First of all, I have a confession to make……..
All those folks who asked me for seeds ~5years ago, and I told them not to bother as they were really hard to germinate……
I was 100% WRONG, and for that I sincerely apologize!!!
Turns out they are super easy to grow from seeds!
If like me you tried to grow them by just sticking a seed in the ground you might get one come up in ~12months.
BUT, if you make a really shallow cut into the shell of the seed, just with a serrated/steak knife, or a quick gentle rub on the concrete, then drop them in a cup of water, in 1-3 weeks time, they will be sprouting!!!
The 10 with shoots in the picture are the first 10 I tested it out on. Every single one struck!
I tried 100 next and got 98, which isn’t bad at all!!
Super fast growing and great tasting fresh or cooked in stir-fries. Yields of up to 10kg a per meter have been reported in parts of SE- Asia where it is a very common food crop.
It grows up to 10cm a day when grown in greenhouses apparently, never tried it myself thought, as we get really great growth outdoors in pots or in the banks of the dam.
A $20 “kiddies wadding pool” can supply you with arm loads of the stuff, enough to supply you, your family and all your neighbours.
Not at all bitter as some other green vegetables can be, it has a sweet mild flavour, like a Brassica, but sweeter and juicier I guess?
In Vietnam, Kang Kong is eaten raw as part of a salad or included in soup. Elsewhere it is usually quickly cooked, such as stir-fried with a savoury paste or chillies.
Chuck in the stem first as the leaves and tips take only a few seconds to wilt.
Kang Kong is high in carotenoids, including Lutein and Pro-Vitamin A. It contains significant amounts of Calcium and Iron and many other Minerals.
Apparently “Eaten in very large quantities, Kang Kong can act as a mild laxative due to the fiber content”. Never had that issue myself, and I eat heaps, but you never know. Forewarned is forearmed I guess?
Super easy to grow, and we normally do it a couple different ways.
The easiest is to just wack it in a pot and sit the pot on a plate with water in it.
The second and best way is Aquaponics or self-watering pots. Pretty simple to buy the shop ones, or you can get a big bucket or tub, and half way up the side of it, wack in a drainage hole about as big as a pencil hole. There must be no holes in the bottom of the tub, as its important the water pools in the bottom, inbetween the spaces in the rock and rubble filler.
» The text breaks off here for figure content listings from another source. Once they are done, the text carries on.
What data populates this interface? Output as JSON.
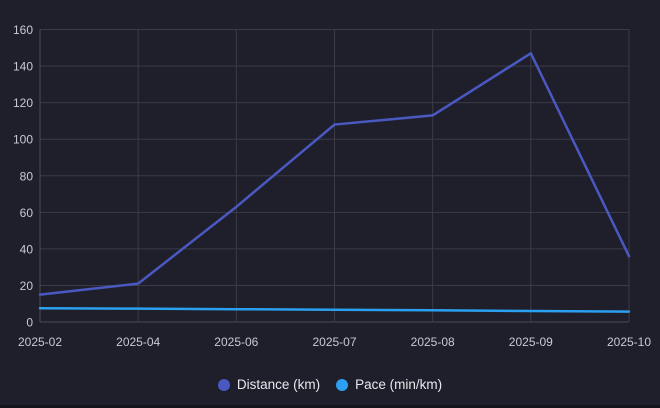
{
  "chart_data": {
    "type": "line",
    "title": "",
    "categories": [
      "2025-02",
      "2025-04",
      "2025-06",
      "2025-07",
      "2025-08",
      "2025-09",
      "2025-10"
    ],
    "series": [
      {
        "name": "Distance (km)",
        "color": "#4a59c2",
        "values": [
          15,
          21,
          63,
          108,
          113,
          147,
          36
        ]
      },
      {
        "name": "Pace (min/km)",
        "color": "#2b9ff0",
        "values": [
          7.5,
          7.3,
          7.0,
          6.7,
          6.4,
          6.0,
          5.7
        ]
      }
    ],
    "xlabel": "",
    "ylabel": "",
    "ylim": [
      0,
      160
    ],
    "y_ticks": [
      0,
      20,
      40,
      60,
      80,
      100,
      120,
      140,
      160
    ],
    "grid": "on",
    "legend_position": "bottom"
  },
  "colors": {
    "background": "#1f1f2b",
    "grid": "#3b3b47",
    "axis": "#4b4b58",
    "tick_label": "#c9c9d1",
    "legend_text": "#e8e8ec"
  }
}
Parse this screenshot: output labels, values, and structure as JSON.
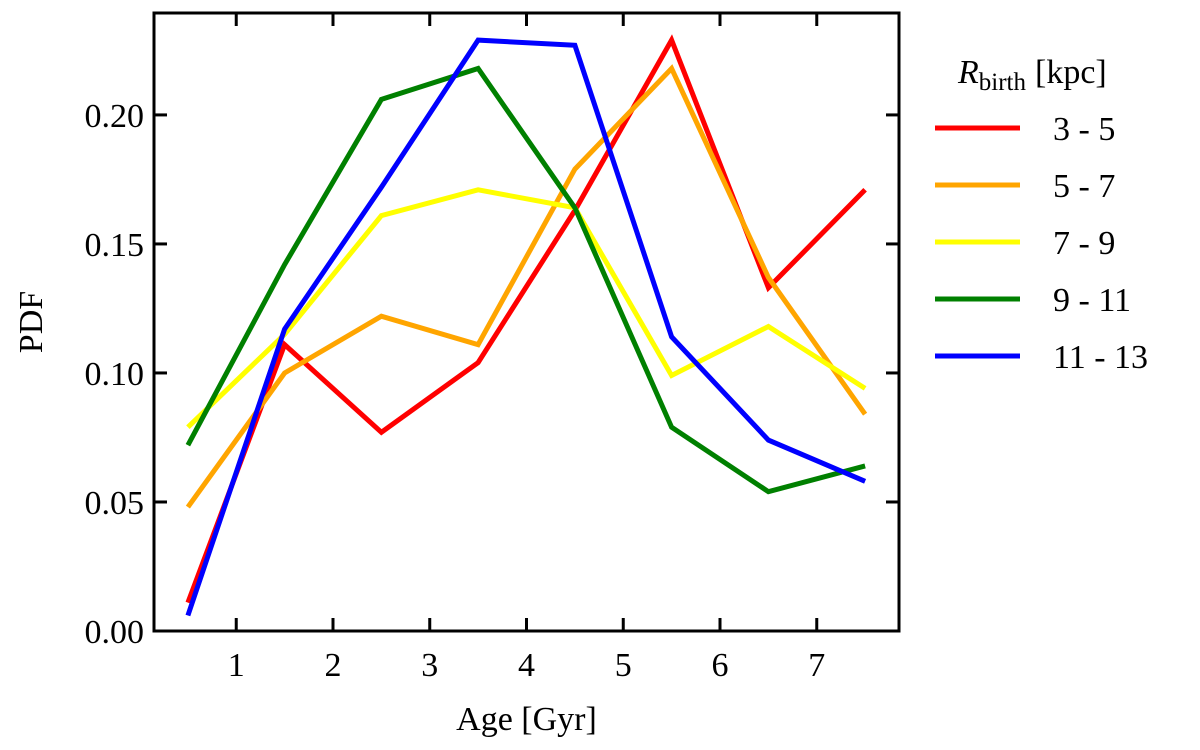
{
  "chart_data": {
    "type": "line",
    "xlabel": "Age [Gyr]",
    "ylabel": "PDF",
    "xlim": [
      0.15,
      7.85
    ],
    "ylim": [
      0.0,
      0.2395
    ],
    "xticks": [
      1,
      2,
      3,
      4,
      5,
      6,
      7
    ],
    "xtick_labels": [
      "1",
      "2",
      "3",
      "4",
      "5",
      "6",
      "7"
    ],
    "yticks": [
      0.0,
      0.05,
      0.1,
      0.15,
      0.2
    ],
    "ytick_labels": [
      "0.00",
      "0.05",
      "0.10",
      "0.15",
      "0.20"
    ],
    "x": [
      0.5,
      1.5,
      2.5,
      3.5,
      4.5,
      5.5,
      6.5,
      7.5
    ],
    "legend": {
      "placement": "outside-right",
      "title_symbol": "R",
      "title_subscript": "birth",
      "title_unit": "[kpc]"
    },
    "grid": false,
    "series": [
      {
        "name": "3 - 5",
        "color": "#ff0000",
        "values": [
          0.011,
          0.111,
          0.077,
          0.104,
          0.163,
          0.229,
          0.133,
          0.171
        ]
      },
      {
        "name": "5 - 7",
        "color": "#ffa500",
        "values": [
          0.048,
          0.1,
          0.122,
          0.111,
          0.179,
          0.218,
          0.137,
          0.084
        ]
      },
      {
        "name": "7 - 9",
        "color": "#ffff00",
        "values": [
          0.079,
          0.115,
          0.161,
          0.171,
          0.164,
          0.099,
          0.118,
          0.094
        ]
      },
      {
        "name": "9 - 11",
        "color": "#008000",
        "values": [
          0.072,
          0.142,
          0.206,
          0.218,
          0.164,
          0.079,
          0.054,
          0.064
        ]
      },
      {
        "name": "11 - 13",
        "color": "#0000ff",
        "values": [
          0.006,
          0.117,
          0.172,
          0.229,
          0.227,
          0.114,
          0.074,
          0.058
        ]
      }
    ]
  }
}
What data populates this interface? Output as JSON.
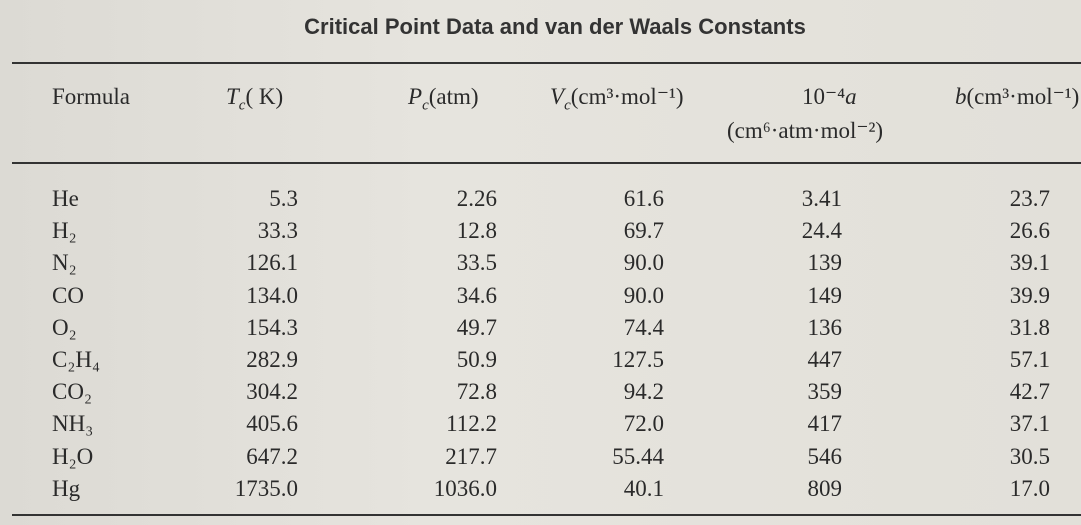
{
  "title": "Critical Point Data and van der Waals Constants",
  "table": {
    "headers": [
      {
        "symbol": "Formula"
      },
      {
        "symbol": "T",
        "sub": "c",
        "unit": "( K)"
      },
      {
        "symbol": "P",
        "sub": "c",
        "unit": "(atm)"
      },
      {
        "symbol": "V",
        "sub": "c",
        "unit": "(cm³·mol⁻¹)"
      },
      {
        "prefix": "10⁻⁴",
        "symbol": "a",
        "unit": "(cm⁶·atm·mol⁻²)"
      },
      {
        "symbol": "b",
        "unit": "(cm³·mol⁻¹)"
      }
    ],
    "rows": [
      [
        "He",
        "5.3",
        "2.26",
        "61.6",
        "3.41",
        "23.7"
      ],
      [
        "H₂",
        "33.3",
        "12.8",
        "69.7",
        "24.4",
        "26.6"
      ],
      [
        "N₂",
        "126.1",
        "33.5",
        "90.0",
        "139",
        "39.1"
      ],
      [
        "CO",
        "134.0",
        "34.6",
        "90.0",
        "149",
        "39.9"
      ],
      [
        "O₂",
        "154.3",
        "49.7",
        "74.4",
        "136",
        "31.8"
      ],
      [
        "C₂H₄",
        "282.9",
        "50.9",
        "127.5",
        "447",
        "57.1"
      ],
      [
        "CO₂",
        "304.2",
        "72.8",
        "94.2",
        "359",
        "42.7"
      ],
      [
        "NH₃",
        "405.6",
        "112.2",
        "72.0",
        "417",
        "37.1"
      ],
      [
        "H₂O",
        "647.2",
        "217.7",
        "55.44",
        "546",
        "30.5"
      ],
      [
        "Hg",
        "1735.0",
        "1036.0",
        "40.1",
        "809",
        "17.0"
      ]
    ]
  }
}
Just like a little spring or soak.
Half fill the tub with stones, gravel broken pottery, glass or concrete chips or even cut up plastic chips or some other chunky bulky, cheap, slow degrading filler. Place a bit of shade cloth or fly mesh, or any other man made (so it doesn’t rot too quickly) netting type material on top to stop the roots going all the way to the bottom and filling all the little spaces that are going to be filled with water.
Fill with the rest up with soil as normal, add the plant and really water well. No mozzie issues at all ever, and super low maintenance. Trim the overhanging shoots and leaves for salads, teas, and tonics, and water once a blue moon!
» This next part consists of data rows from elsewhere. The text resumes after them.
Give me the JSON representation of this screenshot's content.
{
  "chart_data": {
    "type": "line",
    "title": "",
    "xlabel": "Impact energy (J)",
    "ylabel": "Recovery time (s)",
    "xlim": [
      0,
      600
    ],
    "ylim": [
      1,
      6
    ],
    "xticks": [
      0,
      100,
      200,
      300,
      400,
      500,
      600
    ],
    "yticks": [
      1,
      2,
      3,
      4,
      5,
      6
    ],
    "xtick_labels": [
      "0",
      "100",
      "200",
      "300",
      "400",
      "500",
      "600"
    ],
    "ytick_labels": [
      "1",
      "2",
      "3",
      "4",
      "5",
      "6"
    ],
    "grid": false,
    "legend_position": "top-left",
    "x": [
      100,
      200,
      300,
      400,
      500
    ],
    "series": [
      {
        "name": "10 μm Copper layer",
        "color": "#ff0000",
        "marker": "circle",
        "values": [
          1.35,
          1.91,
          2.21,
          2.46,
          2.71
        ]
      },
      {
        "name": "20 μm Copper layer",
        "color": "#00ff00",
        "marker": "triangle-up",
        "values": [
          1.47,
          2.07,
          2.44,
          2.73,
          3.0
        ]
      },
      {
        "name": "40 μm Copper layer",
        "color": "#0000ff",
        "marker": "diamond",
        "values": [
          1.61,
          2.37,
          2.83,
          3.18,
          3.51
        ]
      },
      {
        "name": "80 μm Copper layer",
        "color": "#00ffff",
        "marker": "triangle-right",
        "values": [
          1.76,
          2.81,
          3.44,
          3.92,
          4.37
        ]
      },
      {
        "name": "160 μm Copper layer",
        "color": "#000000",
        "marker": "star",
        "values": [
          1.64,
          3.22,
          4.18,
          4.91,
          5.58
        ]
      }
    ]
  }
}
The third way we grow them is we just shoved it in the ground on the shore line of the dam/pond. That’s it.
Now there is a mat of it. If the water level rises and falls heaps with the weather/drought (like ours does) just rip out a handful and shove it in the shore line as the dam level retreats. The dried out stuff will come back to life easily with the rising water in the next rain and the submerged stuff grows really well and is a great food and habitat for the frogs and fish!
Great for stabilizing dam walls and banks!
Well there you go, another useful, low maintenance edible herb, to add to the collection.
Grown by us organically, no nasties, no chems, no problems!!!